Al igual que muchas personas, he tenido prisa durante lo que parece ser la mayor parte de mi vida: trabajando tiempo completo, cuidando a los niños mientras trato de llegar a tiempo al tren de la mañana, atendiendo el hogar y un matrimonio. Hablando metafóricamente, mi vida estaba repleta de pódcast, y tenía que escucharlos todos en 1.5x solo para superar el día. No quise controlar mi ritmo, tal vez porque pensé que no podía hacerlo; quizás porque tenía miedo de lo que podría pasar si lo hacía.

Ahora, la pandemia ha alterado nuestros velocímetros. El año pasado ha logrado que el concepto de ritmo se sienta abstracto: todo parece haberse tanto acelerado como ralentizado, y ciertamente estar fuera del control de cualquiera. Ya ni siquiera sé si tengo un ritmo, pero vivir la vida de forma más acelerada ha perdido su atractivo para mí. Ya ni siquiera estoy segura de que ir más rápido signifique llegar antes a cualquier lugar.

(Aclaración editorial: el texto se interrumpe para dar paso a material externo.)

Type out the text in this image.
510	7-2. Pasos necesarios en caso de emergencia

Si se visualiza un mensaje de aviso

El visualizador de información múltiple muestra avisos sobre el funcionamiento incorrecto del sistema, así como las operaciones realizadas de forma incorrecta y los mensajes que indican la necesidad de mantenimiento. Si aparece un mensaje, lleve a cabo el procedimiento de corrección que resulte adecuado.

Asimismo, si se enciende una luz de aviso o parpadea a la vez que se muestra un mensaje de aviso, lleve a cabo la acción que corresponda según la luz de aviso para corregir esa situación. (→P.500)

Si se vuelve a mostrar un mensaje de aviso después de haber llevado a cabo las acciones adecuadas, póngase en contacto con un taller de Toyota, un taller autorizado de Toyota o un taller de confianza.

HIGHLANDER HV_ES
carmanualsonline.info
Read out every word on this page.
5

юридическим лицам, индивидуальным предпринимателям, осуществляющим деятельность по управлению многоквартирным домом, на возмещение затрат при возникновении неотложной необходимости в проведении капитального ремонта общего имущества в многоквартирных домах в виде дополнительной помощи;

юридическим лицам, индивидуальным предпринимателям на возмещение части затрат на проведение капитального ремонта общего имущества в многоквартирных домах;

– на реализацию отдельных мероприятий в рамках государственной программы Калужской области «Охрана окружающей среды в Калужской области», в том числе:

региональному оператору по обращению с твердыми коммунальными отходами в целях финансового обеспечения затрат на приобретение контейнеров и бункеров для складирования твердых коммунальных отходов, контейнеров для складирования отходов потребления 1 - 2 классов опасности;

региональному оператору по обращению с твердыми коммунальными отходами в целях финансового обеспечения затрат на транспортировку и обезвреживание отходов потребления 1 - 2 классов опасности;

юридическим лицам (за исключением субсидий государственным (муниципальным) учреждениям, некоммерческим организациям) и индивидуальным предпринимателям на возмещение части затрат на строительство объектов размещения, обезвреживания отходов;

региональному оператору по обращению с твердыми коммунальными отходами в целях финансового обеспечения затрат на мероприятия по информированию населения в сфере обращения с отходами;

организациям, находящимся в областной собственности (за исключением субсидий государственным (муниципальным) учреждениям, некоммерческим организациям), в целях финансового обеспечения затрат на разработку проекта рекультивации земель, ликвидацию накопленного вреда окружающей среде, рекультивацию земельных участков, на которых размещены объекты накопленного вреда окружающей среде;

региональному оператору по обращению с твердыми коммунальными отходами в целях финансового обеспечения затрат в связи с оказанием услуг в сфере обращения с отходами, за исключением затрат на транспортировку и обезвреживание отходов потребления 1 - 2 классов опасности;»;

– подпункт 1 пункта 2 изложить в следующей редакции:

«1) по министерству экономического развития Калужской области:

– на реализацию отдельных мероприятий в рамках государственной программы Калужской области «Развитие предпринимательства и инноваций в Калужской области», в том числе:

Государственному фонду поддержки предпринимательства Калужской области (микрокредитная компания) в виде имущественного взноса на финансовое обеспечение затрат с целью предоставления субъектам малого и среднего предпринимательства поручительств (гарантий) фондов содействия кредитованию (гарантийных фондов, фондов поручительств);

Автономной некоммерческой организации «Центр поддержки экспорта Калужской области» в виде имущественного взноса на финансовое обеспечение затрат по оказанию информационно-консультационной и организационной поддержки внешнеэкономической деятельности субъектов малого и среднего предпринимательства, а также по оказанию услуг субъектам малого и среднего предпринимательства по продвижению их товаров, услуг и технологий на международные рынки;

Siempre que estoy confundida, miro a mi madre. Tiene más de 80 años y siempre se ha movido a un ritmo deliberado y sin prisas. Me enseñó a hacerle el dobladillo a una falda con pequeñas puntadas cuidadosas, espaciadas de forma uniforme. Me enseñó a sentarme tranquila con un libro y un perro a mis pies, y sentirme cómoda en el amigable silencio que puede existir entre una niña y un animal.

Baja el ritmo, parecía decirme. Tómate tu tiempo. Todo saldrá bien.

Kristin van Ogtrop es exeditora en jefe de la revista ‘Real Simple’ y autora del libro ‘Did I Say That Out Loud?’